The only thing I could imagine going wrong would be rounding issues with the division.

Name: >>14 2012-02-02 4:37

using a large power of two would make the rounding errors less significant. You could actually just take the modulus instead. This is similar to how people get random int in an interval [0, n), using a rand() function that generates random ints in [0, MAX_INT].

int r = rand() % n;

Name: Anonymous 2012-02-02 4:45

this is actually very similar to trying to create a perfectly balanced binary tree with exactly n leaf nodes. You just can't do it unless n is a power of two. You can get close though, by have a binary tree that is perfectly balanced everywhere except its lowest level.

Name: Anonymous 2012-02-02 5:05

>>14
Or the fact that any number which is not a power of 2 is not a factor of 2^p for any p.

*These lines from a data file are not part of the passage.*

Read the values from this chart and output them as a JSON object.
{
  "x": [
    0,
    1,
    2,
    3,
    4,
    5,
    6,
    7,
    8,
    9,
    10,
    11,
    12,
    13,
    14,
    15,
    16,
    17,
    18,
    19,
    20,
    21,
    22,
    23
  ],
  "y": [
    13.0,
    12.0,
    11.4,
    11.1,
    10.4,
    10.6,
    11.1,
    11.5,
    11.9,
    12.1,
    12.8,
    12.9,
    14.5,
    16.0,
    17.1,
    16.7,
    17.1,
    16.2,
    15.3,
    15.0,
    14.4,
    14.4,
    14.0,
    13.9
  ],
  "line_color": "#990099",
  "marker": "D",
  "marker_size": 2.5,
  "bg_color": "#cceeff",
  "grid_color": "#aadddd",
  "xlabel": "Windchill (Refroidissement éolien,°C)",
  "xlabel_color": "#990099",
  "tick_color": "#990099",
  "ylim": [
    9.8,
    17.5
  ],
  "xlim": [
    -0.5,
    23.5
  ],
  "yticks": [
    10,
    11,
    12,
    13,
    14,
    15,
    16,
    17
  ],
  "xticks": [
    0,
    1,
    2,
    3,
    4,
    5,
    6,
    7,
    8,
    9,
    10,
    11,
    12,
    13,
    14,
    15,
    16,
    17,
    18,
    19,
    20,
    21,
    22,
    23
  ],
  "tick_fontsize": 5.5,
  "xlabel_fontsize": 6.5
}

Name: Anonymous 2012-02-02 8:10

int random(int a,int b){
   return 4;
}

Name: kodak_gallery_programmer !!qmiXqQhekkGXVVD 2012-02-02 8:45

I wonder how many people in /prog don't understand what is being discussed in this thread.

Name: Anonymous 2012-02-02 8:47

Yup, it looks like someone just layed the academic smackdown on the mental midgets.

Name: Anonymous 2012-02-02 12:34

>>18
What is this? Minecraft?

Name: Anonymous 2012-02-02 12:53

>>19
I wonder how many people on /prog/ are too dense to realize what sarcasm is

Name: Anonymous 2012-02-02 22:40

>>17

k would have to be a rational number

Name: Anonymous 2012-02-02 23:28

>>22
Sarcasm is difficult to convey using only text.